How CFTR protein works topic of debate ‘for many years’
“Through this collaboration, we had the opportunity to really dial into the relationship between structure and function,” said Blanchard, the study’s other co-lead researcher. “There are very few single proteins that are more relevant for the treatment of disease than CFTR because treatments for cystic fibrosis are aimed at ameliorating the defects in the mutant forms of this protein.”
Researchers showed that ATP-dependent NBD dimerization alone was not enough to open the gate, as previously proposed. Rather, ATP’s breakdown altered the shape of the NBD-dimerized CFTR, twisting its shape on the opposite side of the membrane, opening the gate, and allowing chloride ions to flow.
“The most satisfying thing about this work is that we have answered a question about how CFTR works that has been a subject of debate in the field for many years,” Chen said. “Every individual method has limitations, so you can have good data but still not have the answers.”

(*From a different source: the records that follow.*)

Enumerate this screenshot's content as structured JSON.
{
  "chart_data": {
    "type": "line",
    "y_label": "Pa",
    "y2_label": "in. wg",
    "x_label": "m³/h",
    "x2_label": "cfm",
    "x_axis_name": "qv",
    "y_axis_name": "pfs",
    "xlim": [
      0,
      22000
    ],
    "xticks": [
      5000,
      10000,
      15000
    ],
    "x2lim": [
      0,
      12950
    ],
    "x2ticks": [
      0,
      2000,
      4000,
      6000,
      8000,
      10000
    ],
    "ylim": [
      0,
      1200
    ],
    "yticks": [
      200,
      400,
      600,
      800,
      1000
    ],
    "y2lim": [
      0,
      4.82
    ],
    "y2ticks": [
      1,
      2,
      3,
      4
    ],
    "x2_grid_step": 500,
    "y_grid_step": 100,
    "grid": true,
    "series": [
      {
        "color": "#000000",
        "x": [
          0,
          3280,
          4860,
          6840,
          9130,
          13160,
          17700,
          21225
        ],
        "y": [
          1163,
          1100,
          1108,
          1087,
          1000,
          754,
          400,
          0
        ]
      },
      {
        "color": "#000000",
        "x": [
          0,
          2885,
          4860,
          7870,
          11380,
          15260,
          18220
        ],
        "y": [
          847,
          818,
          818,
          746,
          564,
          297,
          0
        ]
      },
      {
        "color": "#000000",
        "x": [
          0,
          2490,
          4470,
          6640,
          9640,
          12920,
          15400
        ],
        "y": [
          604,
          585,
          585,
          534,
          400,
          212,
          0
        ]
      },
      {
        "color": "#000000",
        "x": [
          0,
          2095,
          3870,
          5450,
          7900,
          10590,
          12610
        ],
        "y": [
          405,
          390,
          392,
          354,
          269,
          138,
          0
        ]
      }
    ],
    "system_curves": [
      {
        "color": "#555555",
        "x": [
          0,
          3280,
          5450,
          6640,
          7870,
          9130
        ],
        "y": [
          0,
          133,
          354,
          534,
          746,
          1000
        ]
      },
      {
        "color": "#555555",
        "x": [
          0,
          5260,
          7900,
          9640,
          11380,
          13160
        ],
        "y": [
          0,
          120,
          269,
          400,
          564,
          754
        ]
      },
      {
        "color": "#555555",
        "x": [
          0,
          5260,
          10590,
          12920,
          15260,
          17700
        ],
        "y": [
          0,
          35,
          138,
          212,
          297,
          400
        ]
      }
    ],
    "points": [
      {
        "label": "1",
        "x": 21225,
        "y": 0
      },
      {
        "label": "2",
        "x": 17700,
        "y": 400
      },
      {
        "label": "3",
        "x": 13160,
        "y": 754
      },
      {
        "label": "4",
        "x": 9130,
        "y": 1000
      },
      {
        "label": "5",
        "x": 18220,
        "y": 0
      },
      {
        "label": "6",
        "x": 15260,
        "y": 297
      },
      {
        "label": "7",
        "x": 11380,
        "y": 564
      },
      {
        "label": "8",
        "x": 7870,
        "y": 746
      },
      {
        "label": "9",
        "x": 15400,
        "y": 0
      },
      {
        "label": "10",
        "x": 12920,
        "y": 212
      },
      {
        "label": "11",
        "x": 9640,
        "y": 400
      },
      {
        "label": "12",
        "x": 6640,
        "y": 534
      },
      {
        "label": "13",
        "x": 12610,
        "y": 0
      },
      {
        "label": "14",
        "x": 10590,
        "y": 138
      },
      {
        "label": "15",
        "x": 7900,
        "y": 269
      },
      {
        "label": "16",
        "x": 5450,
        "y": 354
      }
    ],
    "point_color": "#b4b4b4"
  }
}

Two CF-causing variants — G551D or L927P — are known as gating mutations because they block the CFTR channel from opening.
Data showed the G551D mutation affected the shape of the ATP binding site, which impacted NBD dimerization and disrupted the link between NBD and the gate. L927P is known to impair the transmembrane domain’s ability to mediate local shape changes during gating. Notably, this mutation also impaired NBD dimerization despite being located far from the NBDs in space.
Kalydeco (ivacaftor), an approved CF treatment, and the investigational therapy GLPG1837 are both potentiators, a class of CFTR modulators that work by binding to the transmembrane domain and holding the CFTR gate open.
Data showed that neither potentiator influenced NBD dimerization, or their coming together in space. Instead, they promoted gate opening when NBDs are already dimerized by enhancing the pathway linking the NBDs to the channel gate, “possibly by stabilizing the transmembrane domains in the pore-open configuration,” the researchers wrote.
“There is potential here to help cystic fibrosis patients by learning about the structure and behavior of CFTR,” said Jesper Levring, the study’s first author with Chen’s lab. “Looking at these molecules one at a time using these methods — single-channel electrophysiology and smFRET — we could correlate the function of the channel with the [shape] changes and relate it back to the underlying structural biology.”